Departament d'Estudis Anglesos i Alemanys, Universitat Rovira i Virgili, Tarragona 43002, Spain.
Institut für Psychologie, Humboldt-Universitat zu Berlin, Berlin 10099, Germany.
Proc Natl Acad Sci U S A. 2023 Dec 19;120(51):e2309583120. doi: 10.1073/pnas.2309583120. Epub 2023 Dec 13.

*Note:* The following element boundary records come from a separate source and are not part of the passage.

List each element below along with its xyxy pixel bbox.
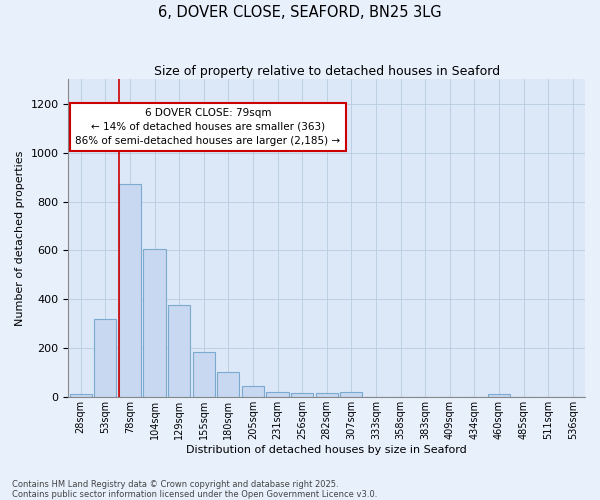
Bar (488, 394, 510, 398)
Bar (217, 372, 239, 398)
Y-axis label: Number of detached properties: Number of detached properties (15, 150, 25, 326)
Bar (70, 394, 92, 398)
Text: 6, DOVER CLOSE, SEAFORD, BN25 3LG: 6, DOVER CLOSE, SEAFORD, BN25 3LG (158, 5, 442, 20)
Text: 6 DOVER CLOSE: 79sqm
← 14% of detached houses are smaller (363)
86% of semi-deta: 6 DOVER CLOSE: 79sqm ← 14% of detached h… (76, 108, 340, 146)
Bar (242, 386, 264, 398)
X-axis label: Distribution of detached houses by size in Seaford: Distribution of detached houses by size … (187, 445, 467, 455)
Bar (94, 319, 116, 398)
Bar (340, 392, 362, 398)
Bar (266, 392, 289, 398)
Bar (316, 393, 338, 398)
Bar (193, 352, 215, 398)
Title: Size of property relative to detached houses in Seaford: Size of property relative to detached ho… (154, 65, 500, 78)
Bar (291, 393, 313, 398)
Bar (143, 249, 166, 398)
Text: Contains HM Land Registry data © Crown copyright and database right 2025.
Contai: Contains HM Land Registry data © Crown c… (12, 480, 377, 499)
Bar (168, 305, 190, 398)
Bar (119, 184, 141, 398)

Humans are universally good in providing stable and accurate judgments about what forms part of their language and what not. Large Language Models (LMs) are claimed to possess human-like language abilities; hence, they are expected to emulate this behavior by providing both stable and accurate answers, when asked whether a string of words complies with or deviates from their next-word predictions. This work tests whether stability and accuracy are showcased by GPT-3/text-davinci-002, GPT-3/text-davinci-003, and ChatGPT, using a series of judgment tasks that tap on 8 linguistic phenomena: plural attraction, anaphora, center embedding, comparatives, intrusive resumption, negative polarity items, order of adjectives, and order of adverbs. For every phenomenon, 10 sentences (5 grammatical and 5 ungrammatical) are tested, each randomly repeated 10 times, totaling 800 elicited judgments per LM (total n = 2,400). Our results reveal variable above-chance accuracy in the grammatical condition, below-chance accuracy in the ungrammatical condition, a significant instability of answers across phenomena, and a yes-response bias for all the tested LMs. Furthermore, we found no evidence that repetition aids the Models to converge on a processing strategy that culminates in stable answers, either accurate or inaccurate. We demonstrate that the LMs' performance in identifying (un)grammatical word patterns is in stark contrast to what is observed in humans (n = 80, tested on the same tasks) and argue that adopting LMs as theories of human language is not motivated at their current stage of development.
人类在判断哪些是自己语言的一部分,哪些不是时,普遍表现出稳定且准确的能力。大型语言模型(LM)被认为具有类似人类的语言能力;因此,当被问及一个单词序列是否符合或偏离其下一个单词的预测时,它们应该表现出稳定且准确的回答。本研究通过一系列判断任务来检验 GPT-3/text-davinci-002、GPT-3/text-davinci-003 和 ChatGPT 是否具有稳定性和准确性,这些任务涉及 8 种语言现象:复数吸引、照应、中置、比较、插入式重复、否定极性项、形容词顺序和副词顺序。对于每种现象,测试 10 个句子(5 个语法正确,5 个语法错误),每个句子随机重复 10 次,每个 LM 共测试 800 个诱发判断(总 n = 2,400)。我们的研究结果显示,在语法条件下,这些模型的准确率高于随机水平,而在语法错误条件下,准确率低于随机水平,答案在不同现象之间存在显著的不稳定性,并且所有测试的 LM 都存在肯定回答的偏差。此外,我们没有发现证据表明重复可以帮助模型收敛到一种导致稳定答案的处理策略,无论是准确的还是不准确的。我们证明,LM 在识别(不)语法单词模式方面的表现与人类(n = 80,在相同任务上进行测试)的表现形成鲜明对比,并认为在当前的发展阶段,将 LM 作为人类语言的理论是没有依据的。